During such times, when we are in desperate need, when we pray as if for the very first time, we can learn hope. Specifically, we can learn to place our hope in God. Such hope does not disappoint because it is based in God’s promise to us. The Israelites should have hoped in God who promised to take them to the Promised Land. He was not going to let them die of thirst on the way there. The promise of God to us is the Holy Spirit who has been given to us. Jesus Christ died for us, not because we were good, but because he loved us even though we were not. After his death and resurrection, an act of utmost love, he gave us the Holy Spirit, who is love, to dwell within our hearts. After all that, will he not keep his promises to us?

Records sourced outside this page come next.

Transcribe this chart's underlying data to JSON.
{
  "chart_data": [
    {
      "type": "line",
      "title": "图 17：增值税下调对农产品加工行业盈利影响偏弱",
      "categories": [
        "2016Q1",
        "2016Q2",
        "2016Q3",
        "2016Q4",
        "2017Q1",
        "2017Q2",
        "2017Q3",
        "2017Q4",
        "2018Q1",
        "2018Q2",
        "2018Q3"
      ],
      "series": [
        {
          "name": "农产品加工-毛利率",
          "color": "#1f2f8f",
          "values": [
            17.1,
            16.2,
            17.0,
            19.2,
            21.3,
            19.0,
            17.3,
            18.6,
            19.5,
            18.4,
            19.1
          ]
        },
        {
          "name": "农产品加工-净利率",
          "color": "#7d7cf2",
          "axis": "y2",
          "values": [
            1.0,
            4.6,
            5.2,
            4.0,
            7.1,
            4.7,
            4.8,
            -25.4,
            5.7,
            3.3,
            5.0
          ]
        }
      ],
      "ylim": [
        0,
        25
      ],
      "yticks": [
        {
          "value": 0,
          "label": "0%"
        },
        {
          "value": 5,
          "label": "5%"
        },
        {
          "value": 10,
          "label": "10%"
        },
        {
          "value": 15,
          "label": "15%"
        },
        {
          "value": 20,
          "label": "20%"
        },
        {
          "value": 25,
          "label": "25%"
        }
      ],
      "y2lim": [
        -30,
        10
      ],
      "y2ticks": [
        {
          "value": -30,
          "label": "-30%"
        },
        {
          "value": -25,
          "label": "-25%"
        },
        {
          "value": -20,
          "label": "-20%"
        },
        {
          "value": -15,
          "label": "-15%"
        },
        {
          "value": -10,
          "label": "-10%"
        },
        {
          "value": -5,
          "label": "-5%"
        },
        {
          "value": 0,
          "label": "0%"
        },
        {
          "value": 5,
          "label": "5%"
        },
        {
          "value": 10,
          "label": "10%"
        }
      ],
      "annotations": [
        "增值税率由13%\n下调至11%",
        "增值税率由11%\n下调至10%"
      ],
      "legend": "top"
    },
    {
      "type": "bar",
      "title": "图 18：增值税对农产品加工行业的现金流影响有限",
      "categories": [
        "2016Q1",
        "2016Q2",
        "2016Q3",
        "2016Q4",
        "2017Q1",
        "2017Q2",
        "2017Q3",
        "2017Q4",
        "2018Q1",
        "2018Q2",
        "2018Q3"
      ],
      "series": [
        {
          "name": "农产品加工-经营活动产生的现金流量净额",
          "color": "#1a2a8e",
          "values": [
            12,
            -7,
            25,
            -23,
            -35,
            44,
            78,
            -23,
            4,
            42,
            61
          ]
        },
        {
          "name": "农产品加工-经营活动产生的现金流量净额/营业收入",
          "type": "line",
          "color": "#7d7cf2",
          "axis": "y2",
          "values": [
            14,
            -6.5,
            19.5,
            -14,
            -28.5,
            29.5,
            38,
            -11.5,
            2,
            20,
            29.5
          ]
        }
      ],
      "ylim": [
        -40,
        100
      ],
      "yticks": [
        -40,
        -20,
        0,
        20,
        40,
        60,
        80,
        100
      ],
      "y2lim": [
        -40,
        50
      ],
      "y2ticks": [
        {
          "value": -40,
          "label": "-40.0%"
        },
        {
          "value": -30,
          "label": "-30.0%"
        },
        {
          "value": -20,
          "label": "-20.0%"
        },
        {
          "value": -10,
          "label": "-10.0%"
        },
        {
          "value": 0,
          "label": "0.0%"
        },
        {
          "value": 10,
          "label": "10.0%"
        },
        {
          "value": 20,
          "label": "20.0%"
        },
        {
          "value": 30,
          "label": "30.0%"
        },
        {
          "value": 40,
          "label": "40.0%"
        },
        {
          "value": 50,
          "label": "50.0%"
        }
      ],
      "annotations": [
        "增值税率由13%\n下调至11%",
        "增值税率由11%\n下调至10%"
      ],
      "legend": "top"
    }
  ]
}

The Holy Spirit is God’s promise to us. If we were to try and express this promise in words it would be: “God loves us and will always love us.” When we come up against any struggle, when we find ourselves in the middle of the desert without water, this hope, this promise, should be enough to get us through anything. God has not promised that we will be rich in this world. He has not promised that we will be free of sickness or suffering. He has not promised that this life will be free from trouble. On the contrary, he has said, “In this world you will have trouble.” He has promised us persecutions. We will have sorrows in this life, but God loves us and he will always love us. He will not abandon us, and he will bring us to heaven if we want to go there. This is our hope, and this hope cannot disappoint.